Lo indefinible, la palabra suspendida en Kafka es palabra que se hace en el lector cuyo propósito, del lector, no es simplemente el de regodearse con el acertijo-castigo “impuesto” por el escritor, sino, saber ser dentro de las inconmensurables experiencias que acarrean ser lector. Posiblemente entender a un Gregorio Samsa a través de nuestros espejos. A un Josef K. atrapado en un discurso incierto, o a un artista del trapecio acorralado en los brazos cruelmente resplandecientes del tiempo que lo nombra. “La desvalida situación del ser humano” es la expresión agonizante de Kafka, tal como lo aclara Tina de Alarcón.


En El artista del hambre (1923), la muerte en vida toma forma. Sin antítesis ni preámbulos de advenimientos, simplemente, la sensación de vivir es igual de comprensible como morir.

Igual que La metamorfosis (1915), El artista del hambre presenta el aislamiento en un personaje de la sociedad y, a los demás hombres, como crueles objetos detrás del favor amablemente hipócrita de cada día: “Y alzaba la vista para mirar los ojos de las señoritas, en apariencia tan amables, en realidad tan crueles…” (Kafka.1966:197).

El mundo exterior de Kafka, es el espectador que satisface su malestar sólo con el hecho de ver a un hombre-bestia.
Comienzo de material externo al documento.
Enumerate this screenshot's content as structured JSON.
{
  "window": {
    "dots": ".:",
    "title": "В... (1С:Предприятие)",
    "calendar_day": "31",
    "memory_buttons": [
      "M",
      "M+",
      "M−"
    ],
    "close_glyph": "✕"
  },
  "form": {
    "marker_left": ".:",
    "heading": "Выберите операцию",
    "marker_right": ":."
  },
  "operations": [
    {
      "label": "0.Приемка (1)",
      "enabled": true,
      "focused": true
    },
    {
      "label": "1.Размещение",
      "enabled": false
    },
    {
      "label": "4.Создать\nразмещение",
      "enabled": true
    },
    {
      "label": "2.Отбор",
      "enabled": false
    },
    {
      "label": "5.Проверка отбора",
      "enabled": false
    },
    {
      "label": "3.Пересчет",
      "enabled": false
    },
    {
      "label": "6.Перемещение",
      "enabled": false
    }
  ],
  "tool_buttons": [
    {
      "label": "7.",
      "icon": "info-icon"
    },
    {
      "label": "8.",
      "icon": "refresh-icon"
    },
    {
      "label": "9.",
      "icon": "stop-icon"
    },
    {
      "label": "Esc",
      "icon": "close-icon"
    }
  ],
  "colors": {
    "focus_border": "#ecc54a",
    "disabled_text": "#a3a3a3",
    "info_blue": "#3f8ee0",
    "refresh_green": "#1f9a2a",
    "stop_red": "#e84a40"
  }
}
A un hombre cuyo delicado tormento es la mueca para que el público, debido a su esnobismo o no, padezca con el personaje de ficción, en algún momento alter ego de Kafka, “es como una persona desnuda en medio de la gente vestida” decía Milena Jesenská a quien Kafka diera sus Diarios.

Cada paso, cercano a la muerte del escritor, es la lejanía a nuestra comprensión de un ascetismo literario. Así como Rimbaud, Baudelaire o José Antonio Ramos Sucre, Kafka contempla el horror como esplendor y pureza entendible de su devenir, del ser. Ontología existencial Dios-individuo-abstracto diría José Balza, que se comprende en la literatura, desde los ríos hechos palabras que exaltan un yo que ayuna ante el espectador y su hambre.

En Un artista del trapecio (1922) (llamado Primer sufrimiento en su original, según Rafael Gutiérrez Girardot), la perfección por controlar precisamente el trapecio, es lo que llevará al personaje a los umbrales de la muerte. 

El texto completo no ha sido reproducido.